A rare, but potentially devastating complication of iatrogenic CSF leakage is entrapment and incarceration of nerve roots at the site of the dura defect [3, 5, 79, 13]. This can cause irreversible nerve damage through strangulation and may lead to permanent neurological deficit [3]. So far, only nine cases of nerve root entrapment into an iatrogenic pseudomeningocele have been described. In only one of these cases, MRI was available to preoperatively establish the diagnosis [9]. All cases were re-operated, which resulted in complete recovery in six cases. In three patients, transdural nerve root herniation resulted in permanent neurological deficit. Typically, on re-operation herniated nerve roots were replaced intradurally and the dura was closed, either primarily or with a dura graft (Table 1 for details).

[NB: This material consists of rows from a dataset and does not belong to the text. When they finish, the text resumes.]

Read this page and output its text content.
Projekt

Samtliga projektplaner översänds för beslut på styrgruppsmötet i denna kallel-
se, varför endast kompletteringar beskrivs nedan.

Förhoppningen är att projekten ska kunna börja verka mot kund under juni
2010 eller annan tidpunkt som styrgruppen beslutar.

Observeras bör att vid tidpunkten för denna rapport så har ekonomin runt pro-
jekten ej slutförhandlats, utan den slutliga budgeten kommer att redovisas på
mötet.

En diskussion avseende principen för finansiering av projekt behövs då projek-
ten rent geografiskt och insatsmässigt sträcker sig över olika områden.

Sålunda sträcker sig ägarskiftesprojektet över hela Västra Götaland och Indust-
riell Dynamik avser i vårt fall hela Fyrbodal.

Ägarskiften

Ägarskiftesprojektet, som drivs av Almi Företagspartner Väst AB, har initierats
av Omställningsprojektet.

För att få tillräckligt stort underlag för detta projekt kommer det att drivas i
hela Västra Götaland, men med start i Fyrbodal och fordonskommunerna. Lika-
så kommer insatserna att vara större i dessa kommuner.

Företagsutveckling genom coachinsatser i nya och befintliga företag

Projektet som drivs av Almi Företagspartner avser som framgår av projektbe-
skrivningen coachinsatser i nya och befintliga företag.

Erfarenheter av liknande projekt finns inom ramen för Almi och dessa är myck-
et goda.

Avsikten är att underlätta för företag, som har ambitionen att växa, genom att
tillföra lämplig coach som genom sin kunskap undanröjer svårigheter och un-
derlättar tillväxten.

Table 1 Data of nine cases of nerve root herniation into iatrogenic pseudomeningocele

Transdural herniation and entrapment of cauda equina fibers into a pseudomeningocele has not been reported before in the literature. In our present case, incarceration of the cauda equina fibers developed 3 months after operation. Eight weeks postoperative, this patient noticed a subcutaneous swelling. Four weeks later, during an episode of coughing and sneezing, sudden radicular pain occurred in the right leg and progressive pain in his tailbone. The pain became worse, and also problems with micturition occurred. It is most likely that the dura defect initially was plugged with cauda equine fibers. A sudden increase of intrathecal pressure during coughing and sneezing caused herniation of the cauda fibers and entrapment into the relatively small dura defect. Entrapment resulted in venous congestion of (part of) the nerve roots and caused incarceration (Fig. 3). This case underlines the importance of meticulous dura closure, especially in the light of potentially permanent neurological deficit that can be caused by strangulation of neural tissue in the dura defect. As the literature shows, this serious complication can occur many years after the initial surgery. Fortunately, our patient made an excellent recovery after reduction of cauda equina herniation and repair of the dura defect. In case of (acute) new nerve root or cauda equina signs and/or symptoms after spinal (intradural) exploration, the clinician should be aware of the possible existence of transdural nerve fiber entrapment. MR imaging is the technique of first choice to detect this rare, treatable, but potentially devastating complication of incomplete spinal dura closure.